9.4.12

Nomadology: The War Machine - Gilles Deleuze and Félix Guattari (Semiotext(e), Usa, 1986)



In this daring essay inspired by Nietzsche, Gilles Deleuze and Felix Guattari redefine the relation between the state and its war machine. Far from being a part of the state, warriors (the army) are nomads who always come from the outside and keep threatening the authority of the state. In the same vein, nomadic science keeps infiltrating royal science, undermining its axioms and principles. Nomadology is a speedy, pocket-sized treatise that refuses to be pinned down. Theorizing a dynamic relationship between sedentary power and “schizophrenic lines of flight,” this volume is meant to be read in transit, smuggled into urban nightclubs, offices, and subways.
Deleuze and Guattari propose a creative and resistant ethics of becoming-imperceptible, strategizing a continuous invention of weapons on the run.
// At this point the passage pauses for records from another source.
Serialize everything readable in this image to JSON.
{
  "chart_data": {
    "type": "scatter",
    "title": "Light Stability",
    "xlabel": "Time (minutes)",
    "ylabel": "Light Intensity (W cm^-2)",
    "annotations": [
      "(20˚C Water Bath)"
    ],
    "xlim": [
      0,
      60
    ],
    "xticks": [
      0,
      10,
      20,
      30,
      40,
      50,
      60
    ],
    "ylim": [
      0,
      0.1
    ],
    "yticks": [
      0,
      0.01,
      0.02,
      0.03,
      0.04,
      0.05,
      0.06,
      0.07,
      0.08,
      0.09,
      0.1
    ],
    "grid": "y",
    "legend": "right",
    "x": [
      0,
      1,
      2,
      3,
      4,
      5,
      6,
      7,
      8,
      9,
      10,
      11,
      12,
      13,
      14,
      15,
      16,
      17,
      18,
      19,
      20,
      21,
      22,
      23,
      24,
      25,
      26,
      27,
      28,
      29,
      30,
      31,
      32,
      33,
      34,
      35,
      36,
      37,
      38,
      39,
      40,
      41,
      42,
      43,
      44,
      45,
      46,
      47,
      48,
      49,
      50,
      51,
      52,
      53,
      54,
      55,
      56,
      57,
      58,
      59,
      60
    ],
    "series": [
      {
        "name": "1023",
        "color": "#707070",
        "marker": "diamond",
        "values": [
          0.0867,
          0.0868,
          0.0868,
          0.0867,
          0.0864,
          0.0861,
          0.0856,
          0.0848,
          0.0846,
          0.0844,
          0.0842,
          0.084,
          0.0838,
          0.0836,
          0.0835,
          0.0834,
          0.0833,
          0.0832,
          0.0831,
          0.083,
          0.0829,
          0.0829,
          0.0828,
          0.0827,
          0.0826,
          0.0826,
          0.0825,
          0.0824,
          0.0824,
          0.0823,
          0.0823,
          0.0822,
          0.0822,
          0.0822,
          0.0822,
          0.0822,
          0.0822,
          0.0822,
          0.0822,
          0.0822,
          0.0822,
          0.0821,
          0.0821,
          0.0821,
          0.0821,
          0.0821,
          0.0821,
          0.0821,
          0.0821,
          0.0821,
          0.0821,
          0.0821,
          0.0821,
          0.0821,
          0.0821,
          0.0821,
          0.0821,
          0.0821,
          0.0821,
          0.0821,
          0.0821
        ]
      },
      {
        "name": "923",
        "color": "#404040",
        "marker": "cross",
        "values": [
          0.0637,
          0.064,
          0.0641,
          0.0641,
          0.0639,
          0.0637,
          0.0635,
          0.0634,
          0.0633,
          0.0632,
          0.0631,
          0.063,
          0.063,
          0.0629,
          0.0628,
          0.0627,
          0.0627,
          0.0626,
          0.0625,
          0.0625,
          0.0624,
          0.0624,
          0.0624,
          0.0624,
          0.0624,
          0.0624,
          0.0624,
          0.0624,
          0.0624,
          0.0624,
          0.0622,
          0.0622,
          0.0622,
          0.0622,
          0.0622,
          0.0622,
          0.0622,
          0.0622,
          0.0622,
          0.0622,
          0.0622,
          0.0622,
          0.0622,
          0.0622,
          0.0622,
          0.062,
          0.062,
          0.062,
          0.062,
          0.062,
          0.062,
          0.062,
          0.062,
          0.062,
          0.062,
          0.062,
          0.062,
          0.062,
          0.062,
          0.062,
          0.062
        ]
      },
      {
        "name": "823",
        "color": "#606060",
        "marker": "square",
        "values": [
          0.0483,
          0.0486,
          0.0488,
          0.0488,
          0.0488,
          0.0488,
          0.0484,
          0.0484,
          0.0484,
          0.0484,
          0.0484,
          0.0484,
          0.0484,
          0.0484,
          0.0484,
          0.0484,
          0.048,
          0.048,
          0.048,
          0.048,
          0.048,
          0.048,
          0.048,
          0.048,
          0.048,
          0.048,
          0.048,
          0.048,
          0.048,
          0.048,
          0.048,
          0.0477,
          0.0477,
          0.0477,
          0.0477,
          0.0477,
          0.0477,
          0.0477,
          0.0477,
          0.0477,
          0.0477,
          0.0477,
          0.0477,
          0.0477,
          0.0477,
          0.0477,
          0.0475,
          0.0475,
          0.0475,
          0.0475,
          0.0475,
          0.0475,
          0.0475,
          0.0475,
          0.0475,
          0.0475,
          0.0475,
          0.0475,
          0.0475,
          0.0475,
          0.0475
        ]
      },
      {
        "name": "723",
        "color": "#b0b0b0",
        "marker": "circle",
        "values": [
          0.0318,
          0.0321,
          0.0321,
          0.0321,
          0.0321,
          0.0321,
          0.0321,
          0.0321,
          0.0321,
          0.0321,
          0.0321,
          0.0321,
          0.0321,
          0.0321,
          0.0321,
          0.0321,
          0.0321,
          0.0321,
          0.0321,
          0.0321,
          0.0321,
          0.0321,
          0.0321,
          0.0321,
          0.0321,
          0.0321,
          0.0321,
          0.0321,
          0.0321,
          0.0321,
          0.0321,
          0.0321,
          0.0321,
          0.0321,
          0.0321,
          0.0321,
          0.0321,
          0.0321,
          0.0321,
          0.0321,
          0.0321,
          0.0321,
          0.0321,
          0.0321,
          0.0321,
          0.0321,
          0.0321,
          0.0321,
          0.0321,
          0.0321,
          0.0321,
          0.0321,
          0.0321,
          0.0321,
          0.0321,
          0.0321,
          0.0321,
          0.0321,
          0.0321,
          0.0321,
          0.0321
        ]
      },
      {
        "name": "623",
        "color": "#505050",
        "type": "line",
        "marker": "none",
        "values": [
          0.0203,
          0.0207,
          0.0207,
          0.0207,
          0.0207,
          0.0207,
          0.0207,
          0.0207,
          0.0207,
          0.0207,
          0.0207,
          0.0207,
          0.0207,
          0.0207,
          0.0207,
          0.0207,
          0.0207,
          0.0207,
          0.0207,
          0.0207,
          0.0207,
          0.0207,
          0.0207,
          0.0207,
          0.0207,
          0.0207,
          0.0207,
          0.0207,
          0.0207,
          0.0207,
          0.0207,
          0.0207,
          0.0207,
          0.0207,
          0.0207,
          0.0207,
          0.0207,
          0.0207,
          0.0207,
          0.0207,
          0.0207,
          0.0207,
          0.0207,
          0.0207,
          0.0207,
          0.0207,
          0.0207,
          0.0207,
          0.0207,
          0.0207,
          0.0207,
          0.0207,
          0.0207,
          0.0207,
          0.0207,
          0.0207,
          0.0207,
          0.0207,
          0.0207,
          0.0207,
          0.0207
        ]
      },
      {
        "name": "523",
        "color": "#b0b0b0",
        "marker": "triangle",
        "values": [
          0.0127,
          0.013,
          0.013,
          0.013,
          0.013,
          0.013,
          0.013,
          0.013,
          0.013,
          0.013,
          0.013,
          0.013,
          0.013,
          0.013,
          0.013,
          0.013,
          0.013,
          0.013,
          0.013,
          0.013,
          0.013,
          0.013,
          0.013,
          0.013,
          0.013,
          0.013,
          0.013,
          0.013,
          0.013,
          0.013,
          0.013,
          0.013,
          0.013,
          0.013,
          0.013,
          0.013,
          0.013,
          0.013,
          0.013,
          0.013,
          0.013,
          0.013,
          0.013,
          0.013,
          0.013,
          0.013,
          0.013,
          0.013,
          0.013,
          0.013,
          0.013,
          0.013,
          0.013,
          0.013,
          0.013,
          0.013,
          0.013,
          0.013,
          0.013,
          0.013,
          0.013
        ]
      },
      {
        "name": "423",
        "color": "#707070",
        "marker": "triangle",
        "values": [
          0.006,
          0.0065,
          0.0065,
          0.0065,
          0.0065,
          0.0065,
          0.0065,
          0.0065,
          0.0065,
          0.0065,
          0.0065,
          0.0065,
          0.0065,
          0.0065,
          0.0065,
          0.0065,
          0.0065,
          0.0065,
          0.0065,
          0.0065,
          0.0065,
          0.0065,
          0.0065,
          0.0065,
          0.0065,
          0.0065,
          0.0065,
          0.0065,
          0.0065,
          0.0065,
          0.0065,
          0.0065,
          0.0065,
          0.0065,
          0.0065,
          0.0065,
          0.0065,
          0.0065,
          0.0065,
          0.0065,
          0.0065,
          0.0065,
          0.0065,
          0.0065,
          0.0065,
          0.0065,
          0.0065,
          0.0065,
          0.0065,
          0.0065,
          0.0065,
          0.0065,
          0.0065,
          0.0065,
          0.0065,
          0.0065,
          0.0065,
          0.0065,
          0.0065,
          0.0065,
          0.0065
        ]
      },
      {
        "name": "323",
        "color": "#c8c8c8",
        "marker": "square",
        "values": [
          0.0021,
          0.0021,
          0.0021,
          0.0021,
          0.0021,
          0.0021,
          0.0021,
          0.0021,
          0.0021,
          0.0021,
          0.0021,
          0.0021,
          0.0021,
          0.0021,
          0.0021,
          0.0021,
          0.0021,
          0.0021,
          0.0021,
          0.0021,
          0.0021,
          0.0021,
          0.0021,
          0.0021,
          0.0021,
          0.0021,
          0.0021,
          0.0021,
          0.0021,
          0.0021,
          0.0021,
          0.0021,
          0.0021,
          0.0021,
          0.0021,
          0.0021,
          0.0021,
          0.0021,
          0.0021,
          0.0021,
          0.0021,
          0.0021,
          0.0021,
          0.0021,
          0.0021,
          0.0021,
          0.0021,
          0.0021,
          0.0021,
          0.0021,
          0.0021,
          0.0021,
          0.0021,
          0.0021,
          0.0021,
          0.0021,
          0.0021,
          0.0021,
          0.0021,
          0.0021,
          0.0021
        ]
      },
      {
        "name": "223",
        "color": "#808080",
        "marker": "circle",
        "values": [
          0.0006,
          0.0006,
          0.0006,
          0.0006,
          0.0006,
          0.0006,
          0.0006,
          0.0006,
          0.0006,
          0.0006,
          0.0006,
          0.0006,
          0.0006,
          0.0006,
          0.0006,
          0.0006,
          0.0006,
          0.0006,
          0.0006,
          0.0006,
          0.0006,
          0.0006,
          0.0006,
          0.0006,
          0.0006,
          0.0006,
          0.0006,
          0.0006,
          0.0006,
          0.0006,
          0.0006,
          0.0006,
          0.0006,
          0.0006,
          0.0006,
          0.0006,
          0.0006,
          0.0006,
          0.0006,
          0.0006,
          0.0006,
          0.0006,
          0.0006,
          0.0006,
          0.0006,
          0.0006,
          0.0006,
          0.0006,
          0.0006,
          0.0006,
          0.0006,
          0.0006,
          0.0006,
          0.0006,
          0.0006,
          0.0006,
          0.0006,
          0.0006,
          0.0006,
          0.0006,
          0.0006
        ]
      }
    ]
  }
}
An anarchic bricolage of ideas uprooted from anthropology, aesthetics, history, and military strategy, Nomadology carries out Deleuze’s desire to “leave philosophy, but to leave it as a philosopher.”

Gilles Deleuze (1925-1995) was Professor of Philosophy at the University of Paris VIII, Vincennes/Saint Denis. He published 25 books, including five in collaboration with Félix Guattari.
Félix Guattari (1930-1992), post-’68 French psychoanalyst and philosopher, is the author of Anti-Oedipus (with Gilles Deleuze), and a number of books published by Semiotext(e), including The Anti-Oedipus Papers, and Molecular Revolution in Brazil (with Suely Rolnik).